We combine national studies of the Danish population (Statistics Denmark, 6 million individuals) with historic and real-time laboratory routine-care data (2,2 million patients). We use individual data on lifestyle measures, specific biomarkers and genetic variants on 200,000 individuals representing the general population. We use summary data from genetic consortia totaling >500,000 individuals on intermediate traits and on endpoints of neurodegenerative diseases. We develop protein quantification assays for biologically plausible Alzheimer’s disease biomarkers. For causal inferences we apply the principles of Mendelian Randomization that takes advantage of genetics in human populations.
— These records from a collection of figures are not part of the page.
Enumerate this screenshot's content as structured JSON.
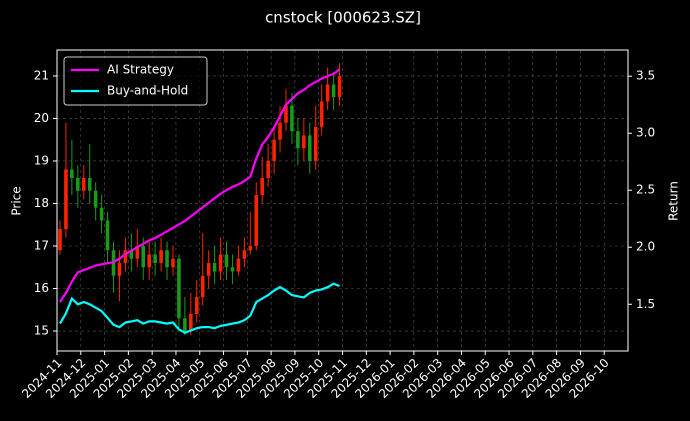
{
  "chart_data": {
    "type": "candlestick",
    "title": "cnstock [000623.SZ]",
    "ylabel": "Price",
    "y2label": "Return",
    "x": [
      "2024-11",
      "2024-11",
      "2024-11",
      "2024-11",
      "2024-12",
      "2024-12",
      "2024-12",
      "2024-12",
      "2025-01",
      "2025-01",
      "2025-01",
      "2025-01",
      "2025-02",
      "2025-02",
      "2025-02",
      "2025-02",
      "2025-03",
      "2025-03",
      "2025-03",
      "2025-03",
      "2025-04",
      "2025-04",
      "2025-04",
      "2025-04",
      "2025-05",
      "2025-05",
      "2025-05",
      "2025-05",
      "2025-06",
      "2025-06",
      "2025-06",
      "2025-06",
      "2025-07",
      "2025-07",
      "2025-07",
      "2025-07",
      "2025-08",
      "2025-08",
      "2025-08",
      "2025-08",
      "2025-09",
      "2025-09",
      "2025-09",
      "2025-09",
      "2025-10",
      "2025-10",
      "2025-10",
      "2025-10"
    ],
    "open": [
      16.9,
      17.4,
      18.8,
      18.6,
      18.3,
      18.6,
      18.3,
      17.9,
      17.6,
      16.9,
      16.3,
      16.6,
      16.9,
      16.7,
      17.0,
      16.5,
      16.8,
      16.6,
      16.9,
      16.5,
      16.7,
      15.3,
      15.0,
      15.4,
      15.8,
      16.3,
      16.6,
      16.4,
      16.8,
      16.5,
      16.4,
      16.7,
      16.9,
      17.0,
      18.2,
      18.6,
      19.0,
      19.5,
      19.9,
      20.3,
      19.7,
      19.3,
      19.6,
      19.0,
      19.8,
      20.4,
      20.8,
      20.5
    ],
    "high": [
      17.6,
      19.9,
      19.5,
      18.9,
      18.9,
      19.4,
      18.5,
      18.2,
      17.8,
      17.1,
      16.9,
      17.2,
      17.3,
      17.4,
      17.2,
      17.1,
      17.1,
      17.2,
      17.1,
      17.0,
      16.8,
      15.8,
      15.9,
      16.2,
      17.3,
      16.9,
      17.0,
      17.2,
      17.1,
      16.8,
      17.0,
      17.2,
      17.8,
      18.5,
      19.1,
      19.4,
      19.8,
      20.3,
      20.7,
      20.6,
      20.0,
      20.0,
      19.9,
      20.3,
      20.8,
      21.2,
      21.1,
      21.3
    ],
    "low": [
      16.8,
      17.2,
      18.2,
      17.9,
      18.1,
      18.0,
      17.6,
      17.3,
      16.6,
      15.9,
      15.7,
      16.4,
      16.4,
      16.5,
      16.2,
      16.2,
      16.3,
      16.4,
      16.2,
      16.3,
      15.0,
      14.9,
      14.9,
      15.2,
      15.6,
      16.0,
      16.1,
      16.2,
      16.2,
      16.1,
      16.3,
      16.5,
      16.8,
      16.9,
      18.0,
      18.4,
      18.7,
      19.2,
      19.7,
      19.4,
      18.9,
      19.0,
      18.7,
      18.8,
      19.6,
      20.2,
      20.2,
      20.3
    ],
    "close": [
      17.4,
      18.8,
      18.6,
      18.3,
      18.6,
      18.3,
      17.9,
      17.6,
      16.9,
      16.3,
      16.6,
      16.9,
      16.7,
      17.0,
      16.5,
      16.8,
      16.6,
      16.9,
      16.5,
      16.7,
      15.3,
      15.0,
      15.4,
      15.8,
      16.3,
      16.6,
      16.4,
      16.8,
      16.5,
      16.4,
      16.7,
      16.9,
      17.0,
      18.2,
      18.6,
      19.0,
      19.5,
      19.9,
      20.3,
      19.7,
      19.3,
      19.6,
      19.0,
      19.8,
      20.4,
      20.8,
      20.5,
      21.0
    ],
    "up_color": "#ff2200",
    "down_color": "#1a9a1a",
    "series": [
      {
        "name": "AI Strategy",
        "color": "#ff00ff",
        "axis": "y2",
        "values": [
          1.52,
          1.6,
          1.7,
          1.78,
          1.8,
          1.82,
          1.84,
          1.85,
          1.86,
          1.87,
          1.9,
          1.94,
          1.97,
          2.0,
          2.03,
          2.06,
          2.08,
          2.11,
          2.14,
          2.17,
          2.2,
          2.23,
          2.27,
          2.31,
          2.35,
          2.39,
          2.43,
          2.47,
          2.5,
          2.53,
          2.55,
          2.58,
          2.62,
          2.78,
          2.9,
          2.97,
          3.05,
          3.15,
          3.25,
          3.3,
          3.35,
          3.38,
          3.42,
          3.45,
          3.48,
          3.5,
          3.52,
          3.56
        ]
      },
      {
        "name": "Buy-and-Hold",
        "color": "#00ffff",
        "axis": "y2",
        "values": [
          1.33,
          1.42,
          1.55,
          1.5,
          1.52,
          1.5,
          1.47,
          1.44,
          1.38,
          1.32,
          1.3,
          1.34,
          1.35,
          1.36,
          1.33,
          1.35,
          1.35,
          1.34,
          1.33,
          1.34,
          1.28,
          1.25,
          1.27,
          1.29,
          1.3,
          1.3,
          1.29,
          1.31,
          1.32,
          1.33,
          1.34,
          1.36,
          1.4,
          1.52,
          1.55,
          1.58,
          1.62,
          1.65,
          1.62,
          1.58,
          1.57,
          1.56,
          1.6,
          1.62,
          1.63,
          1.65,
          1.68,
          1.66
        ]
      }
    ],
    "xlim": [
      "2024-11",
      "2026-11"
    ],
    "xticks": [
      "2024-11",
      "2024-12",
      "2025-01",
      "2025-02",
      "2025-03",
      "2025-04",
      "2025-05",
      "2025-06",
      "2025-07",
      "2025-08",
      "2025-09",
      "2025-10",
      "2025-11",
      "2025-12",
      "2026-01",
      "2026-02",
      "2026-03",
      "2026-04",
      "2026-05",
      "2026-06",
      "2026-07",
      "2026-08",
      "2026-09",
      "2026-10"
    ],
    "ylim": [
      14.53,
      21.61
    ],
    "yticks": [
      15,
      16,
      17,
      18,
      19,
      20,
      21
    ],
    "y2lim": [
      1.09,
      3.73
    ],
    "y2ticks": [
      {
        "value": 1.5,
        "label": "1.5"
      },
      {
        "value": 2.0,
        "label": "2.0"
      },
      {
        "value": 2.5,
        "label": "2.5"
      },
      {
        "value": 3.0,
        "label": "3.0"
      },
      {
        "value": 3.5,
        "label": "3.5"
      }
    ],
    "grid": true,
    "legend": "upper left"
  }
}
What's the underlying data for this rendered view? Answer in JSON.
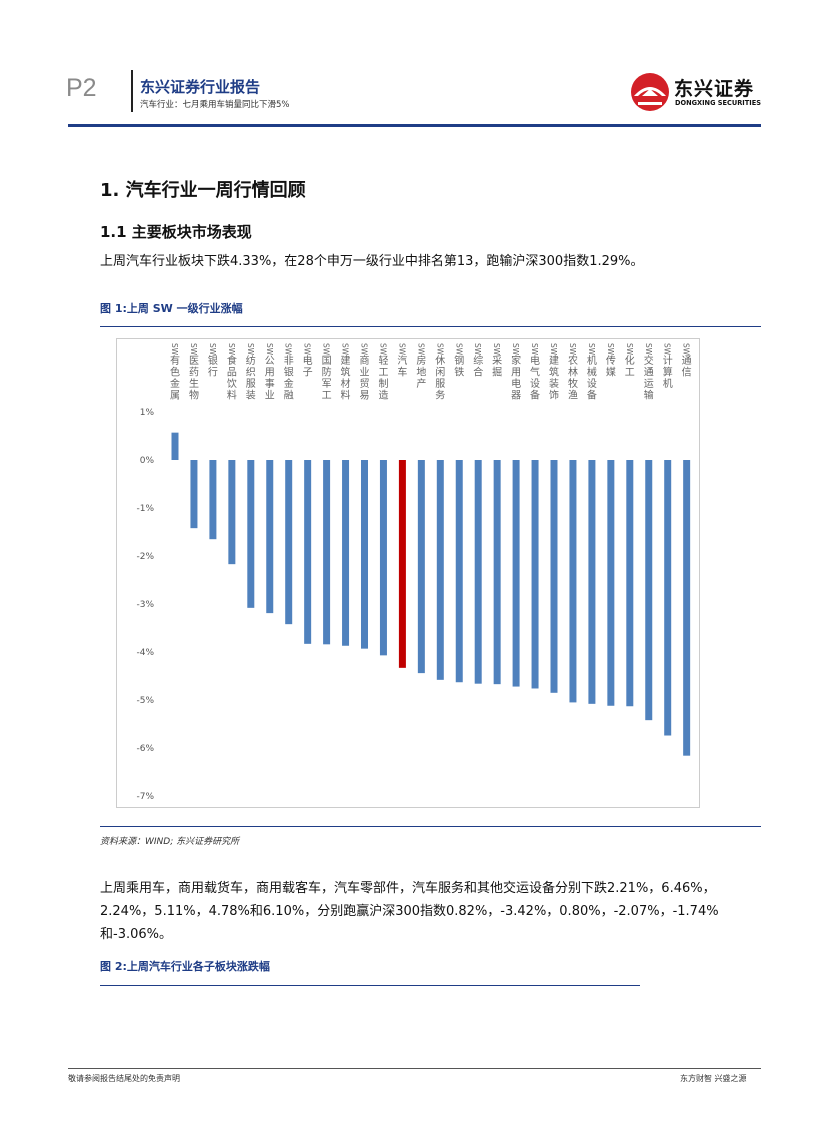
{
  "header": {
    "page_number": "P2",
    "report_title": "东兴证券行业报告",
    "report_subtitle": "汽车行业：七月乘用车销量同比下滑5%",
    "logo_cn": "东兴证券",
    "logo_en": "DONGXING SECURITIES",
    "brand_color": "#1f3d86",
    "logo_color": "#d32027"
  },
  "section": {
    "h1": "1. 汽车行业一周行情回顾",
    "h2": "1.1 主要板块市场表现",
    "para1": "上周汽车行业板块下跌4.33%，在28个申万一级行业中排名第13，跑输沪深300指数1.29%。",
    "figure1_title": "图 1:上周 SW 一级行业涨幅",
    "source": "资料来源：WIND; 东兴证券研究所",
    "para2_lines": [
      "上周乘用车，商用载货车，商用载客车，汽车零部件，汽车服务和其他交运设备分别下跌2.21%，6.46%，",
      "2.24%，5.11%，4.78%和6.10%，分别跑赢沪深300指数0.82%，-3.42%，0.80%，-2.07%，-1.74%",
      "和-3.06%。"
    ],
    "figure2_title": "图 2:上周汽车行业各子板块涨跌幅"
  },
  "footer": {
    "left": "敬请参阅报告结尾处的免责声明",
    "right": "东方财智 兴盛之源"
  },
  "chart_data": {
    "type": "bar",
    "categories": [
      "SW有色金属",
      "SW医药生物",
      "SW银行",
      "SW食品饮料",
      "SW纺织服装",
      "SW公用事业",
      "SW非银金融",
      "SW电子",
      "SW国防军工",
      "SW建筑材料",
      "SW商业贸易",
      "SW轻工制造",
      "SW汽车",
      "SW房地产",
      "SW休闲服务",
      "SW钢铁",
      "SW综合",
      "SW采掘",
      "SW家用电器",
      "SW电气设备",
      "SW建筑装饰",
      "SW农林牧渔",
      "SW机械设备",
      "SW传媒",
      "SW化工",
      "SW交通运输",
      "SW计算机",
      "SW通信"
    ],
    "values": [
      0.57,
      -1.42,
      -1.65,
      -2.17,
      -3.08,
      -3.19,
      -3.42,
      -3.83,
      -3.84,
      -3.87,
      -3.93,
      -4.07,
      -4.33,
      -4.44,
      -4.58,
      -4.63,
      -4.66,
      -4.67,
      -4.72,
      -4.76,
      -4.85,
      -5.05,
      -5.08,
      -5.12,
      -5.13,
      -5.42,
      -5.74,
      -6.16
    ],
    "yticks": [
      "1%",
      "0%",
      "-1%",
      "-2%",
      "-3%",
      "-4%",
      "-5%",
      "-6%",
      "-7%"
    ],
    "ylim": [
      -7,
      1
    ],
    "bar_color": "#4f81bd",
    "highlight_color": "#c00000",
    "highlight_category": "SW汽车"
  }
}
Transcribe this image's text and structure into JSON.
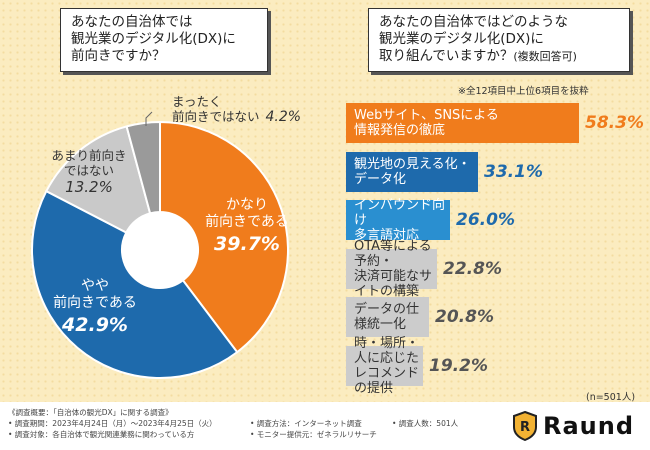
{
  "left_question": "あなたの自治体では\n観光業のデジタル化(DX)に\n前向きですか？",
  "right_question_main": "あなたの自治体ではどのような\n観光業のデジタル化(DX)に\n取り組んでいますか？",
  "right_question_note": "(複数回答可)",
  "top_note": "※全12項目中上位6項目を抜粋",
  "chart_data": [
    {
      "type": "pie",
      "title": "あなたの自治体では観光業のデジタル化(DX)に前向きですか？",
      "categories": [
        "かなり前向きである",
        "やや前向きである",
        "あまり前向きではない",
        "まったく前向きではない"
      ],
      "values": [
        39.7,
        42.9,
        13.2,
        4.2
      ],
      "labels": [
        "かなり\n前向きである",
        "やや\n前向きである",
        "あまり前向き\nではない",
        "まったく\n前向きではない"
      ],
      "pct_text": [
        "39.7%",
        "42.9%",
        "13.2%",
        "4.2%"
      ],
      "colors": [
        "#f07c1c",
        "#1e6aac",
        "#c9c9c9",
        "#9a9a9a"
      ]
    },
    {
      "type": "bar",
      "title": "あなたの自治体ではどのような観光業のデジタル化(DX)に取り組んでいますか？(複数回答可)",
      "categories": [
        "Webサイト、SNSによる\n情報発信の徹底",
        "観光地の見える化・データ化",
        "インバウンド向け\n多言語対応",
        "OTA等による予約・\n決済可能なサイトの構築",
        "データの仕様統一化",
        "時・場所・人に応じた\nレコメンドの提供"
      ],
      "values": [
        58.3,
        33.1,
        26.0,
        22.8,
        20.8,
        19.2
      ],
      "pct_text": [
        "58.3%",
        "33.1%",
        "26.0%",
        "22.8%",
        "20.8%",
        "19.2%"
      ],
      "colors": [
        "#f07c1c",
        "#1e6aac",
        "#2a8fd0",
        "#cccccc",
        "#cccccc",
        "#cccccc"
      ],
      "label_colors": [
        "#ffffff",
        "#ffffff",
        "#ffffff",
        "#333333",
        "#333333",
        "#333333"
      ],
      "pct_colors": [
        "#f07c1c",
        "#1e6aac",
        "#1e6aac",
        "#555555",
        "#555555",
        "#555555"
      ],
      "xlim": [
        0,
        70
      ]
    }
  ],
  "n_label": "(n=501人)",
  "footer": {
    "line1": "《調査概要：「自治体の観光DX」に関する調査》",
    "line2": "• 調査期間：2023年4月24日（月）〜2023年4月25日（火）",
    "line3": "• 調査対象：各自治体で観光関連業務に関わっている方",
    "line4": "• 調査方法：インターネット調査",
    "line5": "• モニター提供元：ゼネラルリサーチ",
    "line6": "• 調査人数：501人"
  },
  "logo_text": "Raund"
}
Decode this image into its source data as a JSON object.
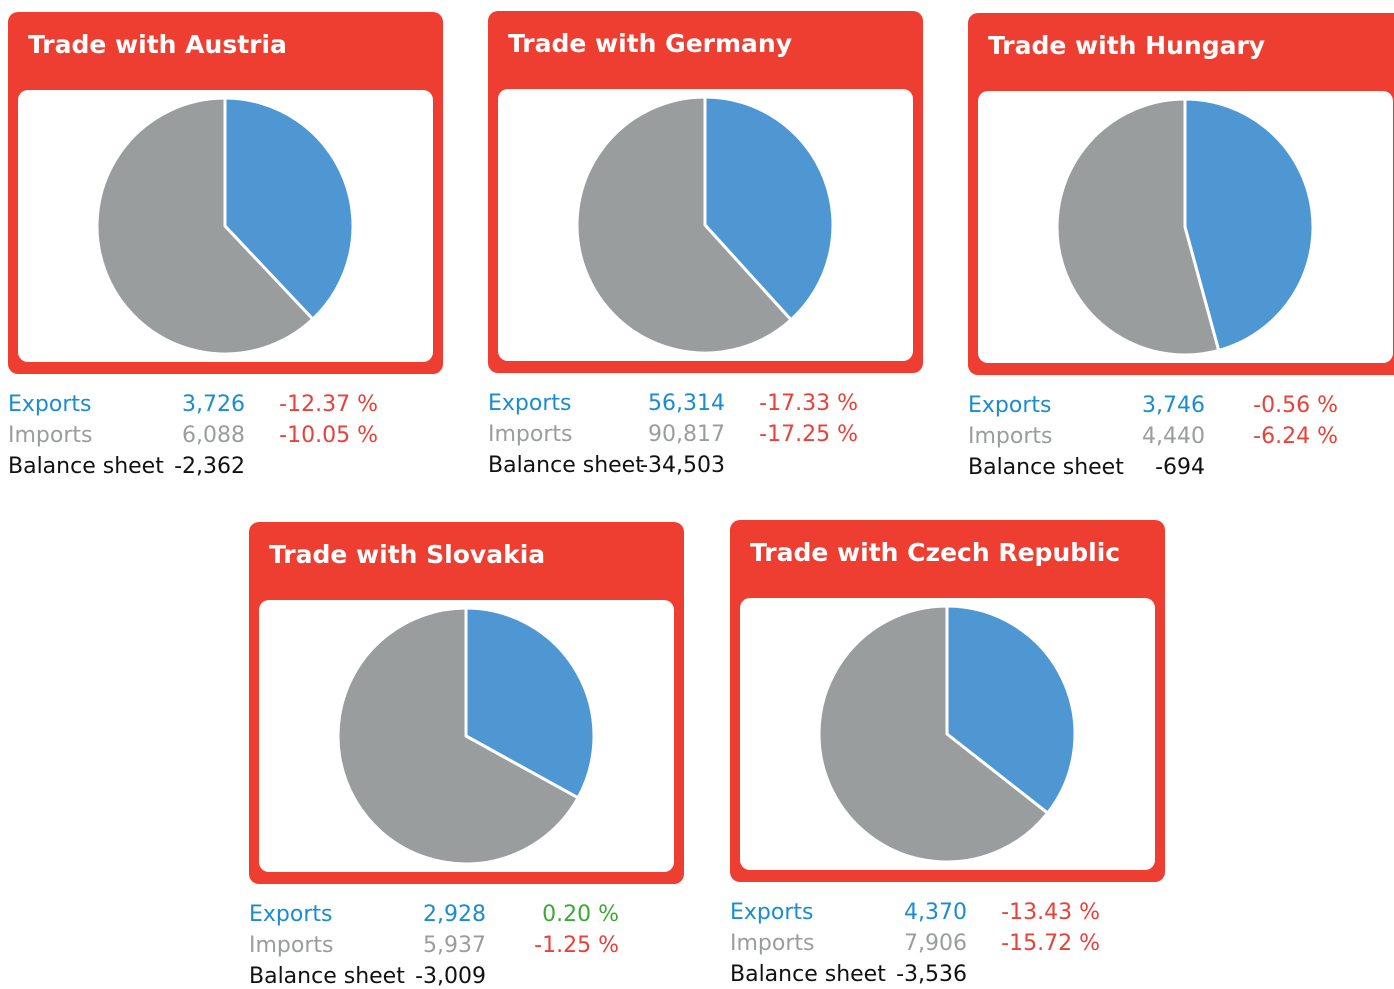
{
  "chart_data": [
    {
      "type": "pie",
      "title": "Trade with Austria",
      "categories": [
        "Exports",
        "Imports"
      ],
      "values": [
        3726,
        6088
      ],
      "value_labels": [
        "3,726",
        "6,088"
      ],
      "changes": [
        -12.37,
        -10.05
      ],
      "change_labels": [
        "-12.37 %",
        "-10.05 %"
      ],
      "balance_label": "Balance sheet",
      "balance": -2362,
      "balance_value_label": "-2,362",
      "colors": [
        "#4f97d2",
        "#9a9d9e"
      ]
    },
    {
      "type": "pie",
      "title": "Trade with Germany",
      "categories": [
        "Exports",
        "Imports"
      ],
      "values": [
        56314,
        90817
      ],
      "value_labels": [
        "56,314",
        "90,817"
      ],
      "changes": [
        -17.33,
        -17.25
      ],
      "change_labels": [
        "-17.33 %",
        "-17.25 %"
      ],
      "balance_label": "Balance sheet",
      "balance": -34503,
      "balance_value_label": "-34,503",
      "colors": [
        "#4f97d2",
        "#9a9d9e"
      ]
    },
    {
      "type": "pie",
      "title": "Trade with Hungary",
      "categories": [
        "Exports",
        "Imports"
      ],
      "values": [
        3746,
        4440
      ],
      "value_labels": [
        "3,746",
        "4,440"
      ],
      "changes": [
        -0.56,
        -6.24
      ],
      "change_labels": [
        "-0.56 %",
        "-6.24 %"
      ],
      "balance_label": "Balance sheet",
      "balance": -694,
      "balance_value_label": "-694",
      "colors": [
        "#4f97d2",
        "#9a9d9e"
      ]
    },
    {
      "type": "pie",
      "title": "Trade with Slovakia",
      "categories": [
        "Exports",
        "Imports"
      ],
      "values": [
        2928,
        5937
      ],
      "value_labels": [
        "2,928",
        "5,937"
      ],
      "changes": [
        0.2,
        -1.25
      ],
      "change_labels": [
        "0.20 %",
        "-1.25 %"
      ],
      "balance_label": "Balance sheet",
      "balance": -3009,
      "balance_value_label": "-3,009",
      "colors": [
        "#4f97d2",
        "#9a9d9e"
      ]
    },
    {
      "type": "pie",
      "title": "Trade with Czech Republic",
      "categories": [
        "Exports",
        "Imports"
      ],
      "values": [
        4370,
        7906
      ],
      "value_labels": [
        "4,370",
        "7,906"
      ],
      "changes": [
        -13.43,
        -15.72
      ],
      "change_labels": [
        "-13.43 %",
        "-15.72 %"
      ],
      "balance_label": "Balance sheet",
      "balance": -3536,
      "balance_value_label": "-3,536",
      "colors": [
        "#4f97d2",
        "#9a9d9e"
      ]
    }
  ]
}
This initiative will create a knowledge base for underlying mechanisms and causal inferences, and thus most likely pinpoint molecular pathways for drug-development. Additionally, implementation of biomarkers in robust risk prediction scores will facilitate the early identification of high-risk groups for neurodegenerative diseases, enabling the initiation of targeted prevention and treatment. By implementing these targeted strategies, we anticipate to avoid or to postpone the onset of dementia for a substantial number of individuals – of major importance for patients, relatives and society as a whole.
Biomarkers within neurology and psychiatry
Birgitte Søgaard is Divisional Director – Clinical and Quantitative Pharmacology, H. Lundbeck A/S.
She has worked with Clinical Pharmacology for more than 25 years with focus on the establishment of biological models to be able to quantify and describe biological responses to support drug development. This includes biomarker development within a number of therapeutic areas, bio banking and collaborations with consortia with the aim at selecting the right patients for the right treatment.
Birgitte Søgaard will give a keynote speech at the Biomarker AGORA 2017 on Developmental consequences of biomarkers within neurology and psychiatry.
“In strong contrast to decades of reductionist biology, which involves taking the pieces apart, approaches to understand the larger picture at the level of the organism, tissue or cell by putting its pieces together, has become possible due to increased computer power,” she says.
“Within accepted indications it makes sense to believe that it is possible to find sub-groups of patients with “homogeneous” bio-types/phenotypes/endophenotypes likely to represent target populations in “contrast to one size fits all”. To be successful here, a strong collaboration is needed both from an international perspective but as much between public/private interties,” Birgitte Søgaard says.